The Nameless One would of course deride this eminent jurist as a F*CKING SOCIALIST. Equality, uncertainty, generosity, humility, self-sacrifice, gratitude as American values? ARE YOU F*CKING KIDDING!!!!

                  This faith, like any worth the name, entails responsibility. We must “strive to make (the spirit of liberty) a signal, a beacon, a standard to which the best hopes of mankind will ever turn.”

                  Tears press eye-ward as I type. What happened to this America? What curdled us into the fulminous, fractious, selfish, swaggering, ungrateful, brutal yahoos today’s headlines evoke? No, we the people were never perfect, but from Philadelphia in 1787 to Central Park in 1944 to Washington, D.C. in January 1961, we aspired! And now?

                  Assign Hand’s Spirit of Liberty Address along with the U.S. Constitution, Gettysburg Address and Sermon on the Mount as required reading for our dismal hour. In darkness we must recall the light, with these torches rekindle our hope. We can be better, maybe even a little bit good. Let’s pray.

Judge Learned Hand’s Spirit of Liberty Address

May 21, 1944 

We have gathered here to affirm a faith, a faith in a common purpose, a commonconviction, a common devotion.

Some of us have chosen America as the land of our adoption; the rest have come from those who did the same. For this reason we have some right to consider ourselves a picked group, a group of those who had the courage to break from the past and brave the dangers and the loneliness of a strange land. What was the object that nerved us, or those who went before us, to this choice?

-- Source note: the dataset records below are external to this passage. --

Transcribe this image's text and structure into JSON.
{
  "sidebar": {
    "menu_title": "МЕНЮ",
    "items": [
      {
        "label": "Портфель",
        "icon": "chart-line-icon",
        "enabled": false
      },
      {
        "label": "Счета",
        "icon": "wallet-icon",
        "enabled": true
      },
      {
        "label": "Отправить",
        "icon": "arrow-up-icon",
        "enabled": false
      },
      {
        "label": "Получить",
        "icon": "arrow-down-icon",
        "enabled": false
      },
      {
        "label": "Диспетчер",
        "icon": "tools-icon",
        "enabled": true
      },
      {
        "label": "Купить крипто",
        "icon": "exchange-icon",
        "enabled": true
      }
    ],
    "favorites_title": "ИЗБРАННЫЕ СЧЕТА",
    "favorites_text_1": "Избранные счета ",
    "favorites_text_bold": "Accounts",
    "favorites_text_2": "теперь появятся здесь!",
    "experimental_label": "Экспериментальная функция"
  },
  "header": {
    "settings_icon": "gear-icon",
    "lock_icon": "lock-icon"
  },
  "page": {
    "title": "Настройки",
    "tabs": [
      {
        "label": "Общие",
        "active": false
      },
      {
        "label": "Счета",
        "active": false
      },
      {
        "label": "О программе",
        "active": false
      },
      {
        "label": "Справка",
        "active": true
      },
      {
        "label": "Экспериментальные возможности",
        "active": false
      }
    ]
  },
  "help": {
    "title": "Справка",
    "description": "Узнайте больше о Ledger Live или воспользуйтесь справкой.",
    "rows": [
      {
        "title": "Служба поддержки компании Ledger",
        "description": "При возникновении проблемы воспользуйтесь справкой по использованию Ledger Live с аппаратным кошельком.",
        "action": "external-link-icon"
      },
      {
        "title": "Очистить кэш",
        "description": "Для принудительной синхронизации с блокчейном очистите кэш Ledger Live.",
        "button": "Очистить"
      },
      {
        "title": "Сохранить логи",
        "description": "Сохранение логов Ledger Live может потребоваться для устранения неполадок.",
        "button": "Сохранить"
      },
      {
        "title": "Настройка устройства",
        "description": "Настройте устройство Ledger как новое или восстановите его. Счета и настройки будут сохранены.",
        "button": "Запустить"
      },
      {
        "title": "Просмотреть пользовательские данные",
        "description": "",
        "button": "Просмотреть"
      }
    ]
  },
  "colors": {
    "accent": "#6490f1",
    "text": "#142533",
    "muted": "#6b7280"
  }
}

We sought liberty - freedom from oppression, freedom from want, freedom to be ourselves. This then we sought; this we now believe that we are by way of winning. What do we mean when we say that first of all we seek liberty? I often wonder whether we do not rest our hopes too much upon constitutions, upon laws, and upon courts. These are false hopes; believe me, these are false hopes. Liberty lies in the hearts of men and women; when it dies there, no constitution, no law, no court can save it; no constitution, no law, no court can even do much to help it. While it lies there, it needs no constitution, no law, no court to save it. And what is this liberty which must lie in the hearts of men and women? It is not the ruthless, the unbridled will; it is not freedom to do as one likes. That is the denial of liberty, and leads straight to its overthrow. A society in which men recognize no check upon their freedom soon becomes a society where freedom is the possession of only a savage few - as we have learned to our sorrow.

What then is the spirit of liberty?

I cannot define it; I can only tell you my own faith. The spirit of liberty is the spirit which is not too sure that it is right; the spirit of liberty is the spirit which seeks to understand the minds of other men and women; the spirit of liberty is the spirit which weighs their interest alongside its own without bias; the spirit of liberty remembers that not even a sparrow falls to earth unheeded; the spirit of liberty is the spirit of him who, near two thousand years ago, taught mankind that lesson it has never learned, but has never quite forgotten - that there may be a kingdom where the least shall be heard and considered side-by-side with the greatest. And now in that spirit, that spirit of an American which has never been, and which may never be - nay, which never will be except as the conscience and courage of Americans create it - yet in the spirit of America which lies hidden in some form in the aspirations of us all; in the spirit of that America for which our young men are at this moment fighting and dying; in that spirit of liberty and of America so prosperous, and safe, and contented, we shall have failed to grasp its meaning, and shall have been truant to its promise, except as we strive to make it a signal, a beacon, a standard to which the best hopes of mankind will ever turn; In confidence that you share that belief, I now ask you to raise your hand and repeat with me this pledge:

I pledge allegiance to the flag and to the United States of America and to the republic for which it stands--One nation, Indivisible, with liberty and justice for all.